St James Gaels GAA Club
- Founded:: 1994
- County:: Dublin
- Nickname:: Gaels
- Colours:: Blue and Yellow
- Grounds:: Iveagh Grounds Drimnagh Castle
- Coordinates:: 53°19′47″N 6°18′29″W﻿ / ﻿53.32972°N 6.30806°W

Playing kits
| Standard colours |

= St James Gaels GAA =

Gaelic games club in County Dublin, Ireland

St. James Gaels, or Gaeil Naomh Shéamais in Irish, are a Gaelic Athletic Association club located in Dublin, Ireland.

Also sometimes known as St James Gaels / An Caislean, the club was formed in July 1994 as the result of the amalgamation of An Caisleán and Guinness GAA clubs. Both of these clubs had been in existence for several decades, but were struggling due to the increasing age profile within their respective base areas. Rather than allow two clubs to go out of existence, both sets of club officers agreed, following negotiation, to pool resources and to form one club serving Walkinstown and its surrounding areas.

== History ==
An Caisleán's roots can be traced back to a couple of weeks' after Dublin's victory over Derry in the 1958 All-Ireland Senior Football Championship final. A group of church stewards in Walkinstown Church decided, in the aftermath of Dublin's success, that the newly constituted parish needed its own identity and that a parish GAA club was an important part in promoting that identity. CLG Naomh Gearóid (St. Gerard's) was subsequently formed.

In 1966, the club, which wished to play their games within the parish boundaries, formed an alliance with the Christian Brothers in Drimnagh Castle Secondary School, where they were given use of the school pitches and dressing rooms. As part of this alliance, the club members agreed to change their name to "An Caisleán" and became the club for brothers, pupils and past pupils of the school. During its 28 years of existence, An Caisleán won a number of leagues and championships at various grades. This included winning the Intermediate Football League in 1987 and being runners-up in the Dublin Intermediate Football Championship in the same year. The junior hurlers also reached the final of the Dublin Junior Hurling Championship in 1979.

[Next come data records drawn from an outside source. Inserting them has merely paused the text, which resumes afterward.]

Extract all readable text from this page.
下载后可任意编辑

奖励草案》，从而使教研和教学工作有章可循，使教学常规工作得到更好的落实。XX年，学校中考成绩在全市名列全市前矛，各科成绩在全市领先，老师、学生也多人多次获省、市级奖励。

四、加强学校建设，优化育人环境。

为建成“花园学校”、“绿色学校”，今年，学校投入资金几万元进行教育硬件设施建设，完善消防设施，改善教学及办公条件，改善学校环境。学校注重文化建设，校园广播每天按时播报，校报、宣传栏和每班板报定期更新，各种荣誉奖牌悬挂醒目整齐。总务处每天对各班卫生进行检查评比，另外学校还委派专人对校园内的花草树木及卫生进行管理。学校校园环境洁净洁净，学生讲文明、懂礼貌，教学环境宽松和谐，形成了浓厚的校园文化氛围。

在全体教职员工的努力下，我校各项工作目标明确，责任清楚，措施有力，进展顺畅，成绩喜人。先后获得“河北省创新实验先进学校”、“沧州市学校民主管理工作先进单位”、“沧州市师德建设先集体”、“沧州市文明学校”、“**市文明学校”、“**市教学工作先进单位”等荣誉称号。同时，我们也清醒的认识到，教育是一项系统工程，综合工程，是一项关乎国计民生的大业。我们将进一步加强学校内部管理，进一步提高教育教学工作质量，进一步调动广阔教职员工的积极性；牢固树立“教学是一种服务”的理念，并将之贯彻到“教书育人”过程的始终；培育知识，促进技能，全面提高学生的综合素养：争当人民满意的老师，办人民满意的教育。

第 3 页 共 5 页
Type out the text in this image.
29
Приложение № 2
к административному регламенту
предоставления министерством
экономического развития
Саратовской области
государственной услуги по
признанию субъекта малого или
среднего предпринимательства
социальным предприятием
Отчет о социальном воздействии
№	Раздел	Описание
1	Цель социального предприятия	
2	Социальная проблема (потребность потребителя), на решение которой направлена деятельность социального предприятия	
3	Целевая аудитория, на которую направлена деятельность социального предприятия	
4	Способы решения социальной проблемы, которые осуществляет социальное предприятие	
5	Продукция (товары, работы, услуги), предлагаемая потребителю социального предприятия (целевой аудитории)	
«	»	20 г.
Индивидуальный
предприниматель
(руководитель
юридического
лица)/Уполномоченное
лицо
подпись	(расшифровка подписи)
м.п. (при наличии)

Guinness GAA Club's history goes back further than that of An Caisleán. The first club to represent and win in an All-Ireland (1891) for Dublin was a team called Young Irelands. Young Irelands team and officials were all labourers in the Guinness Brewery and in the 1890s they won several All Ireland titles at a time when club champions represented their counties in All Ireland championships. Young Irelands went out of existence in the early years of the 20th century and were replaced in the Guinness brewery by a club called Phoenix GFC. This club had limited success during their lifetime before they, in turn, were replaced in the mid-1940s by Guinness Hurling and Football Club. This club based themselves in the Iveagh Grounds.

Guinness GAA Club, whose membership was confined to families and employees of the brewery and its associated companies, ran into difficulties as a result of the rationalising of the brewery operation during the economic downturn in the late 1980s and early 1990s. This rationalisation reduced the intake of staff members of playing age and forced those running the club to consider winding up their operation or merging with another club.

In 1994, the two clubs (An Caisleán and Guinness GAA clubs) were merged to form St. James Gaels. A Ladies' Gaelic football team was formed in 2005.

St James Gaels won the Dublin Junior 'B' Football Championship in 2012.